Dr. Sonja Wolf is a CONACYT research fellow with the Drug Policy Program at the Centro de Investigación y Docencia Económicas. We asked her to comment on the 25th anniversary of the Chapultepec Peace Accords.

The Enduring Appeal of Gang Suppression in El Salvador
by Sonja Wolf


On January 16, 2017, El Salvador will commemorate the 25th anniversary of the peace settlement that ended the country’s twelve-year civil war. This conflict pitched the guerrilla forces of the Farabundo Martí National Liberation Front (FMLN) against the government army, propped up by billions of dollars in US military aid. While for the average citizen it is bound to be a day like any other, the administration of President Salvador Sánchez Cerén will mark the occasion with concerts and other festive events.

It has also announced, however, that it has asked the United Nations, mediator of the earlier peace negotiations, to help produce a new “National Accord”. This agreement is meant to unite all sectors of society, often at odds with each other, in order to tackle major challenges. The invitation comes at a critical time and, compared to the usual official rhetoric that the country is forging ahead, is a recognition that local actors have proved unable to create much-needed political consensus and public policies.

The somber climate stands in stark contrast to the optimism of the early nineties, when Salvadorans were hopeful that greater freedom and prosperity were laying ahead. The war, which had originated because peaceful social and political change was impossible, had left some 75,000 people dead and the economy shattered. The peace agreements mandated a series of constitutional, institutional, political, and socioeconomic reforms. While most transformations advanced only half-heartedly, the last of these never took off to begin with.

The FMLN and the ruling government of the Nationalist Republican Alliance (ARENA), a conservative party that defended the interests and privileges of the economic elite, embraced fundamentally different views and expectations of their country. Whereas the left felt that a democracy had never existed in El Salvador, and the peace accords were a means to build it, the right considered that the guerrilla had attacked an actually existing democracy and the task ahead was to restore the status quo.
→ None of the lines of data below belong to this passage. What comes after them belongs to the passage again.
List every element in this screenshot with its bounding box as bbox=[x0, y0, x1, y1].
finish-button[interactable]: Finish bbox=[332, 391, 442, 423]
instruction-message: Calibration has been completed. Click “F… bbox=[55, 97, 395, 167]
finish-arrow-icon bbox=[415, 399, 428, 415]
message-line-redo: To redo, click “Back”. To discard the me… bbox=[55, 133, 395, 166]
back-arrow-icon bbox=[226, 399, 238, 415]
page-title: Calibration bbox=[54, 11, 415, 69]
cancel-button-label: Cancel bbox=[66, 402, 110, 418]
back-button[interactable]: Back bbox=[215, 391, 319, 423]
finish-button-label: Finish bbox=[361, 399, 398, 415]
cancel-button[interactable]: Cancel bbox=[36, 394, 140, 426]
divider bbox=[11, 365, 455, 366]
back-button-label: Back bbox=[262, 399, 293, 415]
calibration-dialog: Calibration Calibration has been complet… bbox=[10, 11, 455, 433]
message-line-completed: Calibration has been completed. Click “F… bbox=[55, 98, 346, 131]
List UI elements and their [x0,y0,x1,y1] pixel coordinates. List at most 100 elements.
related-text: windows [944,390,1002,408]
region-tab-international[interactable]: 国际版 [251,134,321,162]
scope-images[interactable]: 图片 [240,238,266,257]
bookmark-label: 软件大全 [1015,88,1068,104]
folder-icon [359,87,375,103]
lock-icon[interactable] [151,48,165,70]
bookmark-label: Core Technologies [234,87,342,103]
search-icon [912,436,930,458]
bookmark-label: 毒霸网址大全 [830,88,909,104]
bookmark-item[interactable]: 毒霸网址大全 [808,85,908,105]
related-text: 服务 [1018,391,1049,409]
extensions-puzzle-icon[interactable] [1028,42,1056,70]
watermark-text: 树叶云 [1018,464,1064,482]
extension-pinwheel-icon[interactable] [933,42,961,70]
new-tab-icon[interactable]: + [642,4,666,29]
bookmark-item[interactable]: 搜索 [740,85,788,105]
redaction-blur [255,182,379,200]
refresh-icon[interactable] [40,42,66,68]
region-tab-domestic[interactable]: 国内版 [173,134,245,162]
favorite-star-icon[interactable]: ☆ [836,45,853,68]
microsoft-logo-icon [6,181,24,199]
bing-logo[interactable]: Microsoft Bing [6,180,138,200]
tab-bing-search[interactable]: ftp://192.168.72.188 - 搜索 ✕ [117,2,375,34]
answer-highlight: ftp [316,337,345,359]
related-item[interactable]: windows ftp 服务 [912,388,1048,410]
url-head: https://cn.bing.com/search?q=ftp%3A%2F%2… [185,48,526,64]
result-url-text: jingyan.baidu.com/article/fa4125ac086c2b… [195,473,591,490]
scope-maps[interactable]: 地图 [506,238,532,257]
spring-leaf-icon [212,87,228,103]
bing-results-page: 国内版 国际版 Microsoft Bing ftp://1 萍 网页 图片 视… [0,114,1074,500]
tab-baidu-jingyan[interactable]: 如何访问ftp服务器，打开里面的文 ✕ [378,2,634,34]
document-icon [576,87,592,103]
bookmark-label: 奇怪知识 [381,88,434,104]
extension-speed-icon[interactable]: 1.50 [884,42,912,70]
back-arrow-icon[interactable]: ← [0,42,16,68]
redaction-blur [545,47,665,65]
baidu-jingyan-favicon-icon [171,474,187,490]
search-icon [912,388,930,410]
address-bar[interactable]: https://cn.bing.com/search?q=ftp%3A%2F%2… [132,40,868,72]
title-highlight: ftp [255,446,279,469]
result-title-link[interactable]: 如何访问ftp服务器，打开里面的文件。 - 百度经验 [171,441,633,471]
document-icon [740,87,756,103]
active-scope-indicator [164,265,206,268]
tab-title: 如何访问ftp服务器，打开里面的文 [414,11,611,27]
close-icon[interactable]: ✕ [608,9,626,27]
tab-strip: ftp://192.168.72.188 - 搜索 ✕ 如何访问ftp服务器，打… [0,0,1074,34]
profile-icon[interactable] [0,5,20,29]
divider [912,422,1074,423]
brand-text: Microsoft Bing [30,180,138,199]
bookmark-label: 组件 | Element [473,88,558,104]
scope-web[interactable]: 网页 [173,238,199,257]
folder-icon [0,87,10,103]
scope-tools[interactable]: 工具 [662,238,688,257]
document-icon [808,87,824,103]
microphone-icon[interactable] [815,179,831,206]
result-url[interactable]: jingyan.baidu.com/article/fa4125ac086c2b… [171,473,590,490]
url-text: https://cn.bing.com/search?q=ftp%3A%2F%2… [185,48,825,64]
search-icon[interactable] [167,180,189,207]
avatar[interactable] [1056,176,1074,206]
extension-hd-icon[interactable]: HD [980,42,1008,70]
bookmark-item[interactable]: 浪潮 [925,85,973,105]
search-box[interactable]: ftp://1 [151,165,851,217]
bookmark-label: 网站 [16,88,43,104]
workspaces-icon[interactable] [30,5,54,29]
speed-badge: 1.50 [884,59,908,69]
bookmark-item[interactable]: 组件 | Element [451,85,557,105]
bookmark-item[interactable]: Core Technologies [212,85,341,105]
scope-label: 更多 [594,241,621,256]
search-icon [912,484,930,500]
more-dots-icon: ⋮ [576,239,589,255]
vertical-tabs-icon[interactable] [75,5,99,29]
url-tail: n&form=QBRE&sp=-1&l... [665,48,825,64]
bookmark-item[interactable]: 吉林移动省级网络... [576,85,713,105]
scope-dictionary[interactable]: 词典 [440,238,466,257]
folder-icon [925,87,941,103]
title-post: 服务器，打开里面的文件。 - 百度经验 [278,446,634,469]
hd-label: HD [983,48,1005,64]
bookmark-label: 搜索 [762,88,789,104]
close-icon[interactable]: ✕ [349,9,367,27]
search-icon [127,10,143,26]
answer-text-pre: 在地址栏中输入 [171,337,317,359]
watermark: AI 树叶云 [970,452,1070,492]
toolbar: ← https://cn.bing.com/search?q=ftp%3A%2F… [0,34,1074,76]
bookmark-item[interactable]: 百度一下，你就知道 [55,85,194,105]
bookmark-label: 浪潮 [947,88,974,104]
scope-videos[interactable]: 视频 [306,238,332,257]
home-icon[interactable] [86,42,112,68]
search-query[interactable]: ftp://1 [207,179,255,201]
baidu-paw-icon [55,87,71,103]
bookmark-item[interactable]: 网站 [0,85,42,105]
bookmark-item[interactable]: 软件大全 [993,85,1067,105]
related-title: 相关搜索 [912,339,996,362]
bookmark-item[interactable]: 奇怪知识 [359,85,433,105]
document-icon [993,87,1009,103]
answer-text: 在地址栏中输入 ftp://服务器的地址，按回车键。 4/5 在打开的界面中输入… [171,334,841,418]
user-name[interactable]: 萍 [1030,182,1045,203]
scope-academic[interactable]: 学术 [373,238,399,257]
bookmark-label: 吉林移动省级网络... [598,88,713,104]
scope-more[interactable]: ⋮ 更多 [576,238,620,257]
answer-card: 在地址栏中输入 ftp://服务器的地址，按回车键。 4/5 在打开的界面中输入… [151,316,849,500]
With a powerful part of the population committed to ending the war, but not to pursuing the vision enshrined in the treaty, the country’s future was always going to be uncertain. The peace accords remain a watershed for El Salvador, but their reluctant implementation lies at the root of the problems that have beset it since. To be sure, it was no small feat to terminate the political violence, incorporate the FMLN into the political system, hold democratic elections, and restructure the security sector. But state institutions and the rule of law remain weak, corruption flourishes, poverty and inequality persist, and criminal violence has surged.